The UN chief stressed that for each of the options, cooperation by Israel and the Palestinians would be necessary. It remained unlikely however that Israel would agree to the proposals.
In the 14-page report, Guterres proposed:
• Providing a “more robust UN presence on the ground” with rights monitors and political officers to report on the situation.
• Pouring in more UN humanitarian and development aid to “ensure the well-being of the population.”
• Creating a civilian observer mission that would be present in sensitive areas such as checkpoints and near Israeli settlements, with a mandate to report on protection issues.
• Deploying an armed military or police force, under a UN mandate, to provide physical protection to Palestinian civilians.
A UN mandate for a protection force would require a decision from the Security Council, where the United States could use its veto power to block a measure opposed by Israel.
A small European-staffed observer mission was deployed in the West Bank city of Hebron in 1994, but Israel has since rejected calls for an international presence in flashpoint areas.
In the report, Guterres said the United Nations was already undertaking many protection initiatives but that “these measures fall short” of the concerns raised in a General Assembly resolution adopted in June.
In that measure, the 193-nation assembly condemned Israel for Palestinian deaths in Gaza and tasked Guterres with the drafting of proposals for “an international protection mechanism” for the Palestinians.
Guterres argued that a political solution to the conflict was needed to address the safety of Palestinians but that “until such a solution is achieved, member-states may further explore all practical and feasible measures that will significantly improve the protection of the Palestinian civilian population.”
“Such measures would also improve the security of Israeli civilians.”
On Friday, Israeli troops shot dead two Palestinians taking part in protests along the Gaza border and 270 other Palestinians were wounded.
Israel has defended its use of live ammunition in Gaza by invoking its right to self-defense. One Israeli soldier was shot dead by a Palestinian sniper in July.
“The targeting of civilians, particularly children, is unacceptable,” Guterres said in the report, adding that “those responsible for violations of international humanitarian law must be held accountable.”
UN efforts to ensure the well-being of Palestinians must strengthened, he added, singling out the funding crisis at the UN’s Palestinian refugee agency UNRWA as being “of particular concern.”

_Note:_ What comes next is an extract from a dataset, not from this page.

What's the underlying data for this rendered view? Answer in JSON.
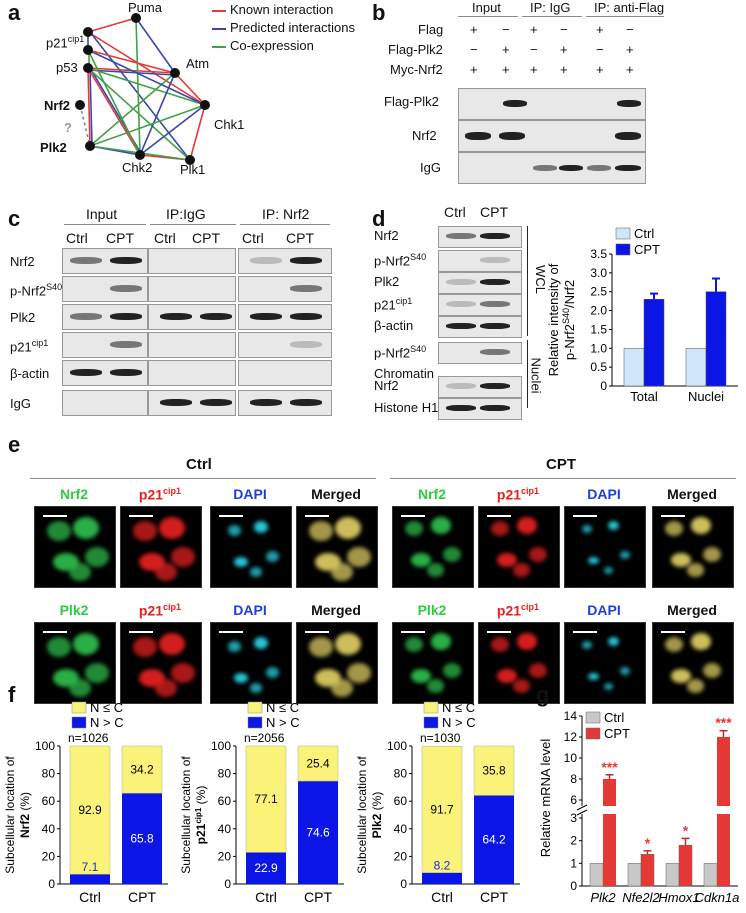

UNRWA is facing a major budget shortfall after President Donald Trump’s administration decided to withhold its contribution to the agency.
The report released to all UN member-states comes amid a vacuum in Middle East peace efforts as European and other big powers await a peace plan from the Trump administration that has been under discussion for months.
UN diplomats have recently begun questioning whether the US peace plan will ever materialize.
The United Nations has warned that a new war could explode in Gaza.
Israel and Palestinian militants in Gaza, including its Hamas rulers, have fought three wars since 2008.